En esas condiciones es imposible mantener la higiene y la distancia física que son claves para combatir el coronavirus. De ahí que Ibrahim Gubran, un maestro de 40 años procedente de la provincia de Reymah, decidiera hace unos meses sacar de Al Zabara a sus cinco hijos y a su mujer embarazada, e instalarse en una casucha de bloques.

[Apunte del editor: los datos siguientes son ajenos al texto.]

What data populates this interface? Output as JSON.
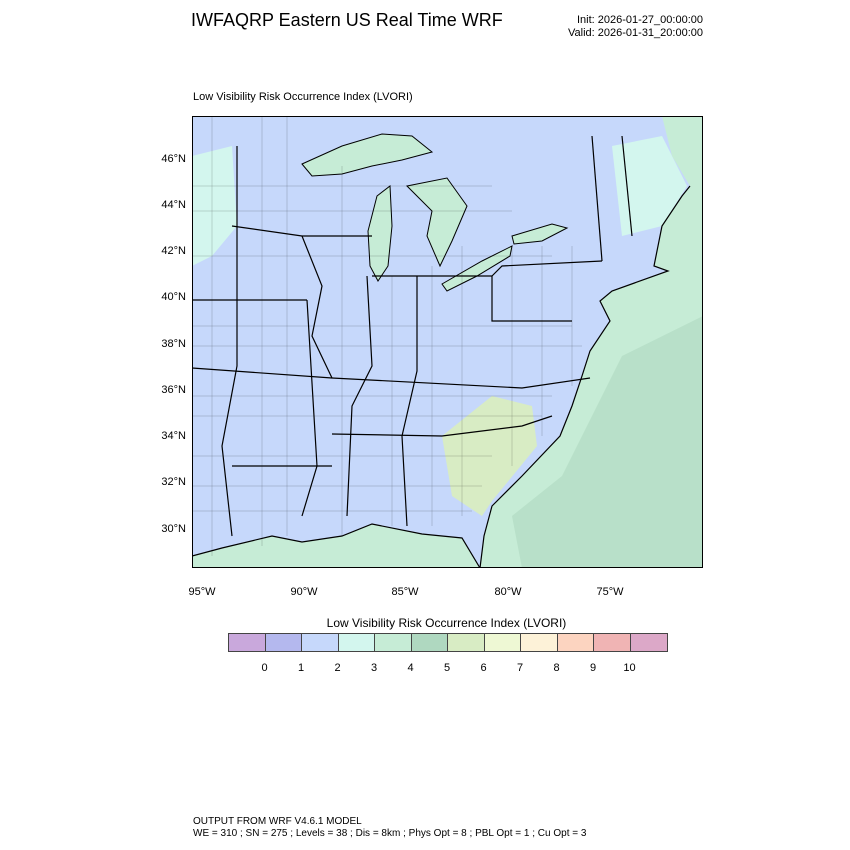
{
  "header": {
    "title": "IWFAQRP Eastern US Real Time WRF",
    "init": "Init: 2026-01-27_00:00:00",
    "valid": "Valid: 2026-01-31_20:00:00"
  },
  "map": {
    "title": "Low Visibility Risk Occurrence Index   (LVORI)",
    "lat_labels": [
      "46°N",
      "44°N",
      "42°N",
      "40°N",
      "38°N",
      "36°N",
      "34°N",
      "32°N",
      "30°N"
    ],
    "lon_labels": [
      "95°W",
      "90°W",
      "85°W",
      "80°W",
      "75°W"
    ],
    "colors": {
      "land": "#c6d8fb",
      "ocean": "#c6ecd6",
      "ocean_deep": "#afd8c0",
      "lakes": "#c6ecd6",
      "patches": "#d3f6ee",
      "southeast": "#d8ecc4"
    }
  },
  "colorbar": {
    "title": "Low Visibility Risk Occurrence Index  (LVORI)",
    "labels": [
      "0",
      "1",
      "2",
      "3",
      "4",
      "5",
      "6",
      "7",
      "8",
      "9",
      "10"
    ],
    "colors": [
      "#c9a8dc",
      "#b4b8ee",
      "#c6d8fb",
      "#d3f6ee",
      "#c6ecd6",
      "#afd8c0",
      "#d8ecc4",
      "#eef8d4",
      "#fdf2d8",
      "#fcd4c0",
      "#f0b4b4",
      "#dca8c8"
    ]
  },
  "footer": {
    "line1": "OUTPUT FROM WRF V4.6.1 MODEL",
    "line2": "WE = 310 ; SN = 275 ; Levels = 38 ; Dis = 8km ; Phys Opt = 8 ; PBL Opt = 1 ; Cu Opt = 3"
  }
}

“Esperábamos que el conflicto acabara pronto y poder regresar a nuestros hogares, pero estamos siendo víctimas de unos gobernantes corruptos”, resume descorazonado. Al menos él ha evitado el alistamiento, casi el único empleo disponible en la zona, y da clases en una escuela de tiendas que atiende a desplazados y población beduina. Gubran, un militante del partido islamista Islah (rival ideológico y político de los Huthi), se muestra muy crítico con el Gobierno y los países que lo respaldan. “Los soldados están vendiendo armas y municiones para alimentar a sus familias. ¿Cómo puede ganar la guerra un ejército desmoralizado y con sus dirigentes viviendo en el extranjero?”, se pregunta.

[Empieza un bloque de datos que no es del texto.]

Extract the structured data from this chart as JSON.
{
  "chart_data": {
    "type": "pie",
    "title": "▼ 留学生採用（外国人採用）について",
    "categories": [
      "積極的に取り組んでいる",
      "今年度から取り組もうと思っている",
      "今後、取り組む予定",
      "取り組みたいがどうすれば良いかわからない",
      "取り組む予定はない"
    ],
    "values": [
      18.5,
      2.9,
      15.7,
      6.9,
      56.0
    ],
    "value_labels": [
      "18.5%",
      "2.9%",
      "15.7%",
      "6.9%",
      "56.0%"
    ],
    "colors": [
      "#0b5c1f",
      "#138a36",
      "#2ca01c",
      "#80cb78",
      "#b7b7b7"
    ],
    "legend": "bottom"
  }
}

Una victoria de los Huthi en Mareb daría a estos el control completo de la mitad norte de Yemen, con efectos sobre el conflicto en todo el país. De momento, el avance parece haberse frenado, pero para los rebeldes la batalla por esa provincia es una baza de negociación. De ahí que en su último informe al Consejo de Seguridad el pasado septiembre, Griffiths advirtiera de que “si Mareb cae, se reducirán las perspectivas de convocar un proceso político inclusivo”.

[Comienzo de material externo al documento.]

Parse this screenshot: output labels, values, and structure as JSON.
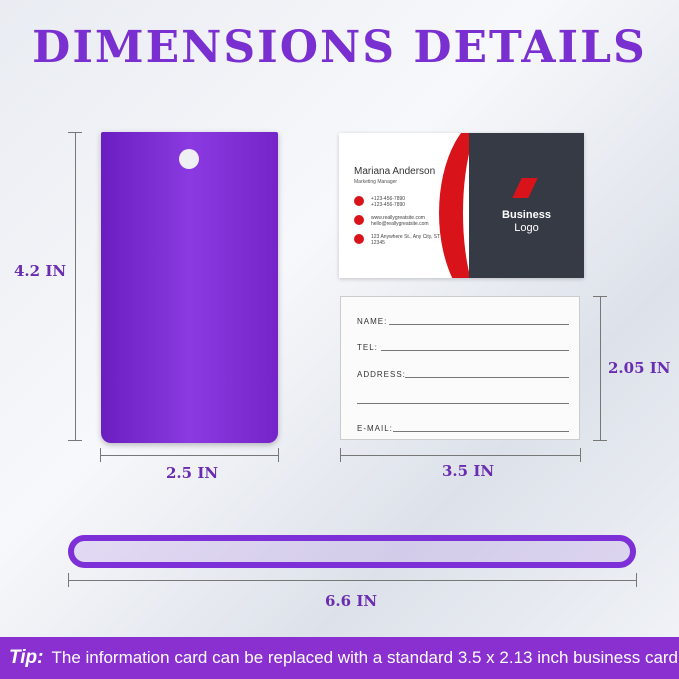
{
  "title": "DIMENSIONS DETAILS",
  "dimensions": {
    "tag_height": "4.2 IN",
    "tag_width": "2.5 IN",
    "card_height": "2.05 IN",
    "card_width": "3.5 IN",
    "strap_length": "6.6 IN"
  },
  "business_card": {
    "name": "Mariana Anderson",
    "role": "Marketing Manager",
    "phone1": "+123-456-7890",
    "phone2": "+123-456-7890",
    "web": "www.reallygreatsite.com",
    "email": "hello@reallygreatsite.com",
    "address1": "123 Anywhere St., Any City, ST",
    "address2": "12345",
    "logo_line1": "Business",
    "logo_line2": "Logo"
  },
  "info_card": {
    "fields": [
      "NAME:",
      "TEL:",
      "ADDRESS:",
      "E-MAIL:"
    ]
  },
  "tip": {
    "label": "Tip:",
    "text": "The information card can be replaced with a standard 3.5 x 2.13 inch business card"
  },
  "colors": {
    "accent": "#7a2fd0",
    "tip_bar": "#8a2fd0",
    "card_red": "#d8141a"
  }
}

Maestros sin cobrar, niños sin futuro

Con sus respectivos trabajos de profesores, Maryam y Abdulqawi nunca dudaron de que serían capaces de sacar adelante una familia, pero la guerra ha cambiado todo. Su ciudad, Ibb, quedó del lado rebelde y, como la mayoría de los docentes bajo esa férula, llevan cuatro años sin cobrar sus sueldos. Poner comida en la mesa para sus hijos se ha convertido en su único horizonte. Con motivo del día del docente, Unicef, Unesco y varias organizaciones internacionales han pedido esta semana que se les pague y cesen los ataques a las escuelas.

“Es insoportable. ¿Cómo puedo describírselo en pocas palabras? Estamos sufriendo mucho”, resume Abdulqawi al otro lado del teléfono. Hacen malabares para alimentar a sus siete hijos, tres chicas y cuatro chicos, de entre 5 y 18 años. “En nuestro tiempo libre trabajamos aquí y allí para conseguir alimentos”, resume.

Tanto él como su esposa, ambos de 46 años, siguen acudiendo a diario al trabajo en Ibb, la capital de la provincia yemení del mismo nombre. Maryam da clases de inglés en la Escuela Primaria Al Yual al Akbar y él en la Escuela de Formación del Profesorado. Sienten que es su deber. Tampoco hay muchas alternativas. “Ni siquiera podemos pensar en emigrar porque nadie reconoce los pasaportes emitidos por los Huthi. Así que nos limitamos a conseguir comida para sobrevivir”, confía.

“En las escuelas, los profesores solicitan a los alumnos una ayuda de mil riales [1,5 euros] al mes y como hay muchos por clase, pueden obtener unos 30.000 riales”, explica. En el lado bajo control del Gobierno reconocido, Abdullah, un maestro de Taiz, confirma que, aunque con varios meses de retraso, siguen cobrando los 70.000 riales del salario oficial. “Pero no da para vivir porque la moneda ha perdido más de dos tercios de su valor en estos años y los productos básicos se han encarecido mucho”, señala.

Muchas familias ni siquiera pueden permitirse esa “ayuda” a los profesores y en muchas zonas del país no hay escuelas porque o bien han sido ocupadas por los contendientes, o destruidas por los bombardeos.